In the insurance business, growth does not fail because agents lack ambition. It fails because customer acquisition becomes too expensive. Chasing volume without discipline inflates marketing spend, erodes margins, and turns expansion into a risky bet rather than a repeatable system.
Richardson Marketing Group (RMG) was built around a cost-first approach. The fastest way to grow is to control what it costs to acquire a customer. Instead of prioritizing novelty or speed for its own sake, the firm helps insurance agents engineer predictable, efficient acquisition systems that consistently deliver qualified customers at a lower cost.
For more than a decade, this focus on cost per acquisition has allowed agents to scale with confidence, growing faster through a more disciplined marketing approach.
The architect of this approach is President and CEO Deryck Richardson. Long before RMG became established in the insurance marketing space, he was selling, coaching, and learning firsthand what separates theory from reality. While working in the insurance lead industry as a sales representative and manager, he saw how rising lead prices pushed agents into fragile business models, where a single missed close could erase profitability.
“We didn’t start Richardson Marketing Group to sell more leads,” says Richardson. “We started it to solve the economic problem agents face. If the cost of acquiring a customer doesn’t work, nothing else matters.”
Today, the company primarily serves insurance professionals selling property and casualty, life, and health products. Instead of competing in the crowded market for costly real-time leads, Richardson Marketing Group focuses on aged leads generated weeks earlier but never fully worked. By acquiring this data 30 to 60 days after the initial inquiry and reselling it at a fraction of the original price, the company gives agents access to volume without financial strain.
The economics reinforce this advantage. Lower costs change how agents operate. When leads cost pennies instead of dollars, pressure to close immediately disappears. Richardson is transparent about the tradeoff. Aged leads demand persistence, higher call volume, and comfort with imperfect data. Still, the math is compelling. A $60 to $80 cost per acquisition on a $400 commission creates room for consistency, experimentation, and sustainable growth, replacing short-term survival with long-term stability.
That reality is reflected in the experience of Atlanta-based agency owner Donnie Albert, who initially relied on fresh leads and resisted using aged data. When Richardson challenged him to examine his true cost per acquisition, the results were eye-opening. Paying roughly $150 to $200 per sale, Albert began integrating aged leads in 2017, adjusted his workflow, and reduced his cost per acquisition to about $60.
As the company has grown, its model has expanded beyond insurance into home services such as solar, roofing, windows, and siding. These industries share the same economic constraint as insurance: demand is abundant, but profitability depends on acquiring customers at a sustainable cost.
Richardson Marketing Group has also launched its own insurance agency, Freedom Direct Life Insurance Services, applying the same cost-focused strategies internally. By testing its methods in the field before recommending them to clients, the company reinforces a culture of accountability.
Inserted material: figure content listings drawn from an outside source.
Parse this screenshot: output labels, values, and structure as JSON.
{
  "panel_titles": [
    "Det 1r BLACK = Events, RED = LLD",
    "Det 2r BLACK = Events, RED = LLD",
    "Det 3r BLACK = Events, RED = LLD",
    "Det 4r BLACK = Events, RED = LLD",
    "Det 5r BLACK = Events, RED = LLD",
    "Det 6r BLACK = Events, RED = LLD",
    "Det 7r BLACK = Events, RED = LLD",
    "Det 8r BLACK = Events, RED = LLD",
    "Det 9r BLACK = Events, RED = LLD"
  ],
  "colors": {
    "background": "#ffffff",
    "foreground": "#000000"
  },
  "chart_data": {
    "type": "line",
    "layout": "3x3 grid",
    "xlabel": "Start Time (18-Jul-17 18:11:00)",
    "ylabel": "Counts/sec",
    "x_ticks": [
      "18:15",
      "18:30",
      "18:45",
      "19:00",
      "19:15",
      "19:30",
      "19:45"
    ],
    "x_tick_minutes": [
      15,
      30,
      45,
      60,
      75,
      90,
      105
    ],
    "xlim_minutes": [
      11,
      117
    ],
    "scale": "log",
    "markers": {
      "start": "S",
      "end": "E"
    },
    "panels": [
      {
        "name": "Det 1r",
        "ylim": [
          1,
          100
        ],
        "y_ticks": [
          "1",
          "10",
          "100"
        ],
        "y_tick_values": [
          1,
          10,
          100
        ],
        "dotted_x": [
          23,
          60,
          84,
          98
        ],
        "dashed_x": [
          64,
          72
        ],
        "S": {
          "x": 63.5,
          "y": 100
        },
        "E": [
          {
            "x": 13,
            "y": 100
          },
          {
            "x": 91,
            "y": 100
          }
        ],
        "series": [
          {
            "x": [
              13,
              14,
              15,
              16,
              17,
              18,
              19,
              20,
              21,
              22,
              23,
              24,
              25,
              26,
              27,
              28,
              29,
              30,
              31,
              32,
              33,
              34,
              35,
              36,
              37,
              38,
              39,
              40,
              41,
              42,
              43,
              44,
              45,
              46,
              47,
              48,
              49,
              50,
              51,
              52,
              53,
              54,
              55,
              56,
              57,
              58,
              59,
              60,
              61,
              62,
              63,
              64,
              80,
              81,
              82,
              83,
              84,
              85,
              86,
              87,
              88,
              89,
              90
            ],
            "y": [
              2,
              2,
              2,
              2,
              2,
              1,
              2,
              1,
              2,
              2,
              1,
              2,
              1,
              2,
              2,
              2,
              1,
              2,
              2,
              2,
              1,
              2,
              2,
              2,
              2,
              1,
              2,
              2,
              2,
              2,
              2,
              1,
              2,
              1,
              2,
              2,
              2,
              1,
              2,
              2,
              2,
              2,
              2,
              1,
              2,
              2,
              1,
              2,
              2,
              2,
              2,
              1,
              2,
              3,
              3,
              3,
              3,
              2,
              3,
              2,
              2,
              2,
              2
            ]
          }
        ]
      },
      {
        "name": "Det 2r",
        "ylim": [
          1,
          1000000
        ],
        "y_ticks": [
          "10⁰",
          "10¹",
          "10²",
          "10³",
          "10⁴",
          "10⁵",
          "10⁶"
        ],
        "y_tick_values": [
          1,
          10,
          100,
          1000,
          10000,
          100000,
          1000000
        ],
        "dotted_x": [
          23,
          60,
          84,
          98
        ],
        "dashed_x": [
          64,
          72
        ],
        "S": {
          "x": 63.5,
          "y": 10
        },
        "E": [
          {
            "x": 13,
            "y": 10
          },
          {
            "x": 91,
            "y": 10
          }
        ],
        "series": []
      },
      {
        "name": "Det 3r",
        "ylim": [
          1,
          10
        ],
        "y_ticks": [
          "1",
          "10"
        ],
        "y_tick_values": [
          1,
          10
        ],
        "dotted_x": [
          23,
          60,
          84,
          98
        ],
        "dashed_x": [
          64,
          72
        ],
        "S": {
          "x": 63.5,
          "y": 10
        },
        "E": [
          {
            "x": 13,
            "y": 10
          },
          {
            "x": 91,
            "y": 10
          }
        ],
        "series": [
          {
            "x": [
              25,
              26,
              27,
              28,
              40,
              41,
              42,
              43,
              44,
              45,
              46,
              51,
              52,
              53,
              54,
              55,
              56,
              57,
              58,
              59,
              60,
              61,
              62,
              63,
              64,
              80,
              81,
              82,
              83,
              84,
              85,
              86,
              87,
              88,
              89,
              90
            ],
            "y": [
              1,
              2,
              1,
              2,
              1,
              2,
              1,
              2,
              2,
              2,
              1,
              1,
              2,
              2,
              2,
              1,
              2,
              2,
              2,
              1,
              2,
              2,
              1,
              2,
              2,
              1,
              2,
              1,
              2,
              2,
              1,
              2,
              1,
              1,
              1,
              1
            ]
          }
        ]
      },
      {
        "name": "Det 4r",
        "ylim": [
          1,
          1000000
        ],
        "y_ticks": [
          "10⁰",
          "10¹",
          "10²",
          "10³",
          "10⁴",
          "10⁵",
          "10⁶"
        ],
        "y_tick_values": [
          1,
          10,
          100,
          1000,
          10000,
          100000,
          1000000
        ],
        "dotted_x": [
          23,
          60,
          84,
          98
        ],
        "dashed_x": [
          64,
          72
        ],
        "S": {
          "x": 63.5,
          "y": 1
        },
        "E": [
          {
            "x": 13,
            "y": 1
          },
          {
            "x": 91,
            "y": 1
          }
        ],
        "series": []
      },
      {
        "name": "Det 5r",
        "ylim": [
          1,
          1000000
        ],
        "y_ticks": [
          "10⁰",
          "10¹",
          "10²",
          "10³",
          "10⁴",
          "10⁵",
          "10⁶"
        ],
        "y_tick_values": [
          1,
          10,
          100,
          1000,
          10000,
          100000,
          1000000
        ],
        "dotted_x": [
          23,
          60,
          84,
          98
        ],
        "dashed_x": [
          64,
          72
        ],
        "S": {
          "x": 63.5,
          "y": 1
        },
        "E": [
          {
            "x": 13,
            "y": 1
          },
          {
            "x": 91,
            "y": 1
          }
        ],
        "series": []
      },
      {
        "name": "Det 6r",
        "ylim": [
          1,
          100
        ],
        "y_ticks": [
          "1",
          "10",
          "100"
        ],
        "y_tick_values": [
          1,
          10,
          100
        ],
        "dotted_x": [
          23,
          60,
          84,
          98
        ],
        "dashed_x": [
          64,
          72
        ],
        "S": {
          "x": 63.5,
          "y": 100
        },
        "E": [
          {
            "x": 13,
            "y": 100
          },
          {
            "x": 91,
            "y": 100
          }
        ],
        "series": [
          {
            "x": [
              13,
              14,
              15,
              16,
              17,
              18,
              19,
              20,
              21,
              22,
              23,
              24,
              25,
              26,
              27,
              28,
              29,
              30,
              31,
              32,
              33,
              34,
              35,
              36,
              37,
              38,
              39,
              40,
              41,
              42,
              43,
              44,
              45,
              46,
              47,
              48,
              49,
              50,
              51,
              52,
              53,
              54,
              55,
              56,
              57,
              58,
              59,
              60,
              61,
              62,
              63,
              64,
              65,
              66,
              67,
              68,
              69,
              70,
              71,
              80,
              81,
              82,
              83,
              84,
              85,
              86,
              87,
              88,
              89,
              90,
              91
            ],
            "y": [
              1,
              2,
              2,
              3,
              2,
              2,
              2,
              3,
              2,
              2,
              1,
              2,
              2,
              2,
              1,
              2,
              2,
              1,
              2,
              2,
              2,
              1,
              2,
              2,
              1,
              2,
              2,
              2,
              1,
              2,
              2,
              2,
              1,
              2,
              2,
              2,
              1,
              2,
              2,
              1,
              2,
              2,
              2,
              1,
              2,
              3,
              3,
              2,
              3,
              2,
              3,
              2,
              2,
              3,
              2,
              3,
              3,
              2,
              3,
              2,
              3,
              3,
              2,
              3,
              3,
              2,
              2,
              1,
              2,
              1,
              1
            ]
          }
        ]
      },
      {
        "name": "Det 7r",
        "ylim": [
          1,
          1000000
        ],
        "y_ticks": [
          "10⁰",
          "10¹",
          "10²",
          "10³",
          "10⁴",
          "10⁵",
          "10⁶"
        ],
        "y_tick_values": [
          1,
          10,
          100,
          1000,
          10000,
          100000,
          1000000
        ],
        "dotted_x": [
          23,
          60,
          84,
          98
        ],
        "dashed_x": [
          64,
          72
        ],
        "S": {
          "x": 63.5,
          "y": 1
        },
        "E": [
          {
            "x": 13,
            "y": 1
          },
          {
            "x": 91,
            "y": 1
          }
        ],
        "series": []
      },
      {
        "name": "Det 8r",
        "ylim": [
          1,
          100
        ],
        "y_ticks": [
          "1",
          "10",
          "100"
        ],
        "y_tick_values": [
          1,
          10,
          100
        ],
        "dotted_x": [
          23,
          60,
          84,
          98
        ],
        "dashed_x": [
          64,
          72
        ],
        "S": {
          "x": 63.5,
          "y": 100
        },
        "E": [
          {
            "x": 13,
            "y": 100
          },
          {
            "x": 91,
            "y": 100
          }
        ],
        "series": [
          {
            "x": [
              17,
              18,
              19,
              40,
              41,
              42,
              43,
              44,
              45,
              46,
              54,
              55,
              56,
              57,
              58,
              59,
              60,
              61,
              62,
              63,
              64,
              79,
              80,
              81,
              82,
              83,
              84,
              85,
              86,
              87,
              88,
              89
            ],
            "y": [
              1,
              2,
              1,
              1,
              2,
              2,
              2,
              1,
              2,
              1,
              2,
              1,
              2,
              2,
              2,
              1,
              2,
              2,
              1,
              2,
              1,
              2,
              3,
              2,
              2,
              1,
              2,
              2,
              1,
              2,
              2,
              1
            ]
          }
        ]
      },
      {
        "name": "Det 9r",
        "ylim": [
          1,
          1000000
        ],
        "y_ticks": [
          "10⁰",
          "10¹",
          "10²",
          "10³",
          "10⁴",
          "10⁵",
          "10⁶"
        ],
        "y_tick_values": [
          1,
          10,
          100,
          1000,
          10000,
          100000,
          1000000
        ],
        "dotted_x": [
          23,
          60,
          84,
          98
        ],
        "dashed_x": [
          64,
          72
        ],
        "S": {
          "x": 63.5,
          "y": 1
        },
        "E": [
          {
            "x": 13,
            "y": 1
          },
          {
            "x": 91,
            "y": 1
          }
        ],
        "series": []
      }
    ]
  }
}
That culture extends to leadership. Richardson continues to sell and coach alongside his team, maintaining credibility by practicing the disciplines he teaches. This hands-on approach has earned the company recognition three times as one of the best places to work in Columbus, Ohio.
For Richardson Marketing Group, customer-centricity is not about chasing trends or promising shortcuts. It is about confronting economic realities, being honest about the work required, and delivering a model that lowers the cost of winning. By centering decisions on the customer’s bottom line, the company enables agents to operate with greater predictability, clearer unit economics, and the confidence to plan for sustained growth.